Nick Tyrone

What’s the point of Nigel Farage?

The Brexiteer-in-chief has made himself redundant

What's the point of Nigel Farage?
Text settings

Nigel Farage is in some ways a victim of his own success. It was the political threat he posed during the coalition era that more than anything else caused David Cameron to pledge to hold an in-out referendum on EU membership if he won a majority. It is safe to say that without his persistence, we would never have left the European Union. Yet Farage is now politically redundant and what’s so strange about that is that he did it all to himself.

When Farage declared that the Brexit 'war is over' after the government announced its trade deal with the EU on Christmas Eve, my first thought was that he must have decided to pack the whole Reform party project in. That he had figured enough of what he had been fighting for all those years had come to fruition and he was laying down his arms against the Conservatives. When the Reform party launched a few weeks later anyhow, I wondered if Farage was being delusional. I’m still wondering, in fact.

The Brexit deal was the fork in the road for Nigel Farage, whether he understood that at the time or not. He could have said that the deal had stuffed Britain’s fishermen, that it didn’t get enough in other areas either and that we should have gone for a no-deal Brexit. This would have been a tough road for Farage to have gone down as he would have faced resistance from many Brexiteers just happy to see Brexit completed in some way. But it also would have given him a platform to have built from with his new project.

Instead, Farage has no solid reason for Reform to exist. He’s tried jumping on the anti-lockdown bandwagon, but the problem is one that it’s overcrowded as is and two, it is a time-limited thing anyhow, due to expire this summer. He’s tried being to the right of the Tories on illegal immigrant, yet the number of people who think Priti Patel isn’t sufficiently robust on this subject is very small. His latest gambit is to try and outflank the Tories on China scepticism; yet again, this is too niche to build an entirely separate political movement around.

Ukip, for whatever organisational problems it occasionally experienced, had a very clear goal in mind. It wanted to pressure both main political parties (but mainly the Conservatives) to adopt a more Eurosceptic approach and hold a referendum on EU membership. Ukip achieved all of this completely in a way that would have seemed impossible in 2010. Now ask yourself: what is the Reform party’s overriding mission?

I suppose you could say it is to make the Conservative party more culturally right-wing. I don’t see how this is a real weak spot for the Tories at present myself. Yes, lockdown caused some friction with potential Reform voters, but the timetable has evened this out and will eliminate it completely if it is seen through by the government on schedule. If the goal of Reform was to try and make the Tories more fiscally right-wing, this could both fill a gap and be something that would fit Farage’s libertarian persona. Yet he hasn’t tried this, mostly because he knows it isn’t immediately populist.

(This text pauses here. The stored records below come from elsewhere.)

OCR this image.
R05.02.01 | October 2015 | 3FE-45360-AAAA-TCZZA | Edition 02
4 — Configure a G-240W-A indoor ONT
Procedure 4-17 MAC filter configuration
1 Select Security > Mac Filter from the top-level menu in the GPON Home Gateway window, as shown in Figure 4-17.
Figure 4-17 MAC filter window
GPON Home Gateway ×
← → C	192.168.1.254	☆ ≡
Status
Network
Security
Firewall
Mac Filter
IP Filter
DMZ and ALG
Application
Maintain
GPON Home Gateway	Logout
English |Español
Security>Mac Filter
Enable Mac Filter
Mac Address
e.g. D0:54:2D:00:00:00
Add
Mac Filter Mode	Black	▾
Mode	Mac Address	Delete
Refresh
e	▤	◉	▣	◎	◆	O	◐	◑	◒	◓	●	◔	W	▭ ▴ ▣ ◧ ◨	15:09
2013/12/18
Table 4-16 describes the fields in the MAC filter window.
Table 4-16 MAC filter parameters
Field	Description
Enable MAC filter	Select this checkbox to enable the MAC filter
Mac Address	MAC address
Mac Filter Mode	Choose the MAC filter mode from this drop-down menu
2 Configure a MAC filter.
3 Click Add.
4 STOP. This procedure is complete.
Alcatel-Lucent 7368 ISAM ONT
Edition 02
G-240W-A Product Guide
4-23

The main reason why the Reform party probably exists is to simply exist. In other words, to provide Farage with a platform to keep saying whatever he wants to say and to give the movement that was Ukip, then the Brexit party, a place to live. Yet in the same way I wonder why certain Lib Dem MPs can’t join the current Labour party, I have to ask why the leaders of this movement don’t just join the Conservative party now that it has become everything they ever wanted it to be.

Let’s put this another way: if in 2024 the polls were neck in neck between Labour and the Conservatives, would Farage really want to split the right-wing vote and possibly let Starmer become prime minister? Of course he wouldn’t. In fact, he’d almost certainly step aside like he did in 2019. Which again begs the question, what is the point of the Reform party then?

It is sad in a strange sort of way to me that Nigel Farage doesn’t seem to realise that when he declared that the 'war is over' on Brexit, he was giving up any chance of being truly politically relevant ever again. He lives on as a sort of tribute act to himself – the man Brexiteers will always admire for having done so much to achieve Brexit, yet who probably should have known when to shut up and adopt a new hobby. The Reform party has no reason to exist but will probably sail on anyhow. In the same fashion, Farage will keep doing his thing even though his movement doesn’t need him any longer.